Abstract: Will public scholarship and community engagement become central to revitalizing the humanities in the 21st century? Efforts to connect humanities research and teaching with projects to advance democracy, social justice, and the public good might take advantage of the latest episode of crisis, and even argue that they represent a strong new direction for revival. After a brief review of how definitions of the humanities have changed since the 1960s, the essay contends that the future of the humanities depends upon two interrelated innovations: the organized implementation of project- based engaged learning and scholarship, on the one hand, and the continued advancement of digital and new media learning and scholarship, on the other hand. A number of examples of engaged humanities practice are examined, their institutional obstacles analyzed, and the principles common to them enumerated.
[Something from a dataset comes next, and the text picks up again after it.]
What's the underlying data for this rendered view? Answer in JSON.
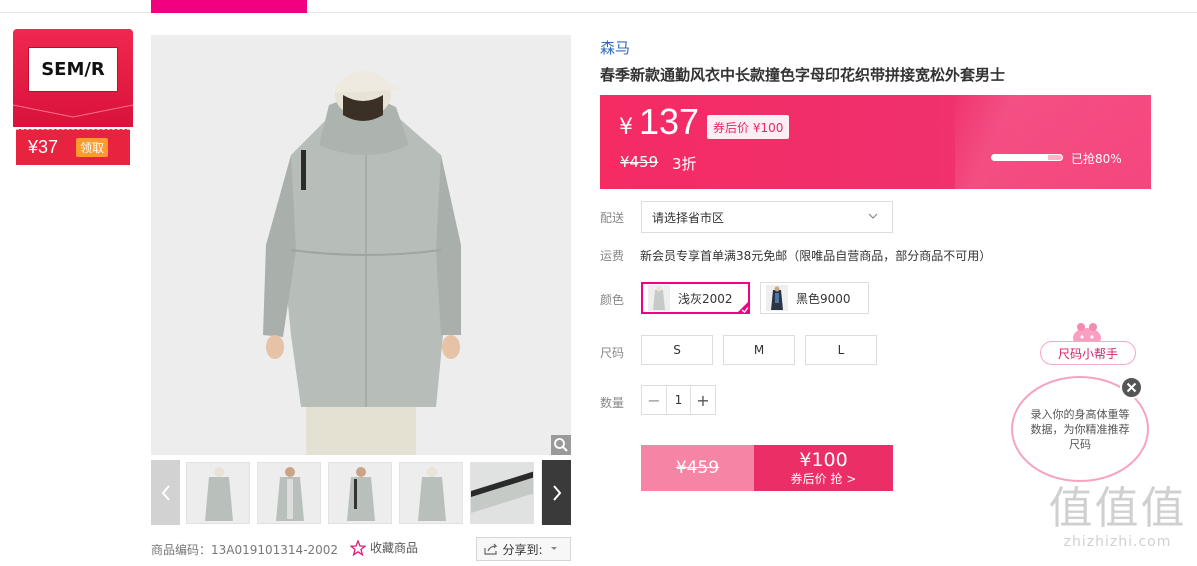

The conclusion focuses on how new media are changing the nature of “the public” once more, offering opportunities for different kinds of scholarship, teaching, and engagement.
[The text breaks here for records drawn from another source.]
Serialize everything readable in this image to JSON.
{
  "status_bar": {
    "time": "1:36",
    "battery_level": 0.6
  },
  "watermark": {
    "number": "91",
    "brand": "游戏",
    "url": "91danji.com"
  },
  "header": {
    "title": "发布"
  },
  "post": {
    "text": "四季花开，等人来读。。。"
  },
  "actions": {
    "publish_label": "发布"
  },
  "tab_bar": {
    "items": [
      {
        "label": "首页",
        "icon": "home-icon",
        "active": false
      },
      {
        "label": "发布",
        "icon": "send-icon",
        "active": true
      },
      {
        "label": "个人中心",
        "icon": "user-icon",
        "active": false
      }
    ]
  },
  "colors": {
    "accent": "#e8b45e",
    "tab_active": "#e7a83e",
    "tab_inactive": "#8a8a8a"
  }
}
Posey, S. M. & Quinn, D. (2009). Engaging Humanities: Interdisciplinary Approaches to Composition and Service-Learning. Journal for Civic Commitment, 8(1), 1-14.

Abstract: Service-learning has the potential to enhance learning outcomes for composition students. In an interdisciplinary general education program structured with learning communities and shared readings, service-learning ties together diverse themes evident in the humanities and social science-based curriculum while promoting self-awareness, community consciousness, teamwork and life-long learning. 

Parra, M. (2013). Expanding Language and Cultural Competence in Advanced Heritage- and Foreign- Language Learners through Community Engagement and Work with the Arts. Heritage Language Journal, 10(2), 115-142. 

Abstract: The purpose of this article is to describe the methodology and pedagogical practices of an advanced language course, Spanish and the Community, that addresses the strengths and needs of both Spanish heritage language learners and foreign language learners in classrooms that contain both populations, i.e., in mixed classrooms. Focused on the Latino experience in the United States, the course’s main goals are to advance translingual competence, transcultural critical thinking, and social consciousness in both groups of students. Three effective and interrelated pedagogical approaches are proposed: (a) community service as a vehicle for social engagement with the Latino community; (b) the multiliteracies approach (New London Group, 1996), with emphasis on work with art; and (c) border and critical pedagogy drawn from several authors in the heritage language field (Aparicio, 1997; Correa, 2011; Ducar, 2008; Irwin, 1996; Leeman, 2005; Leeman & Rabin, 2001; Martínez & Schwartz, 2012) and from Henry Giroux and Paulo Freire’s work. The effectiveness of this combined approach is demonstrated in students’ final art projects, in which they: (a) critically reflect on key issues related to the Latino community; (b) integrate knowledge about the Latino experience with their own personal story; (c) become aware of their relationship to the Latino community; and (d) express their ideas about their creative artifact in elaborated written texts in Spanish (the project’s written component).